Os militantes, que apenas ouvem e não refletem, levaram o recado ao pé da letra. Conclusão: agrediram fisicamente o governador. José Dirceu, no bom estilo “não sei de nada”, “não fiz nada disso”, escreveu em 2012 afirmando que jamais incitou quem quer que seja. E agora, caros defensores de Dilma, o que é violência? Vaias são violência na democracia ou nos regimes totalitários? Violência é esse desavergonhado hábito de desvirtuar os fatos e fazer da Nação um mundo bipolar, como se existissem os brasileiros de bem (petistas de que classe for!) e os brasileiros que não merecem respeito do Estado (todos que não se conformam com os desmandos petistas!).

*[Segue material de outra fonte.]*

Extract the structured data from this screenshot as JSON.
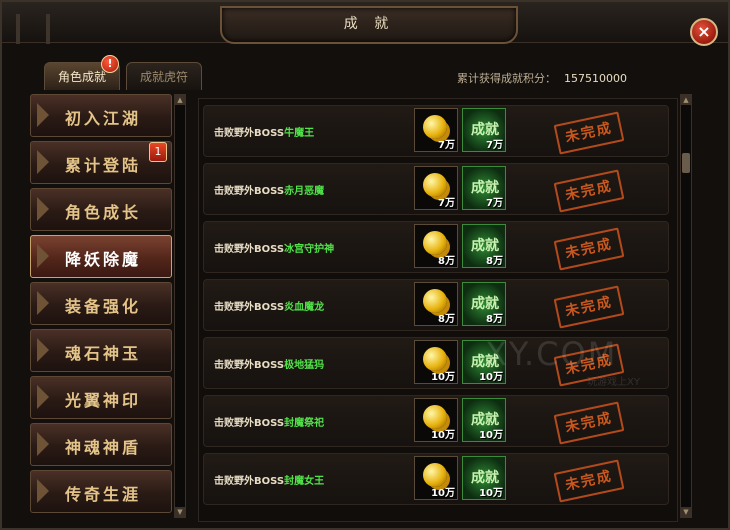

Há muitos jovens que embarcam nessa falsa luta em prol dos menos favorecidos. A maior parte deles é movida pelo ideal de fraternidade, o qual também me move, mas jamais me fará aplaudir populistas que manipulam os menos favorecidos das mais diversas formas. Contudo, o estudo da história os ajudará a saber o uso malévolo que os políticos ao redor do mundo fizeram desse amor e dessa energia juvenil. Muitos jamais viveram sob um governo federal que não tivesse a estrela do PT. Muitos foram “doutrinados” por professores que, ao invés de fazerem os alunos pensarem, preferem formar discípulos, negando o que há de mais divino na docência. Os órfãos de Marx e do stalinismo continuam fazendo a “lavagem cerebral” que com eles foi feita na década de 60. Por que? Não sei! Talvez por frustração, talvez por vingança, talvez por ingenuidade! Lembrem-se de algo bastante relevante. Hélio Bicudo, petista histórico, deixou o PT ao conhecer as práticas que o partido adotou chegando ao governo federal para manter um projeto de poder e não de país. A democracia está longe de ser um valor para a cúpula petista.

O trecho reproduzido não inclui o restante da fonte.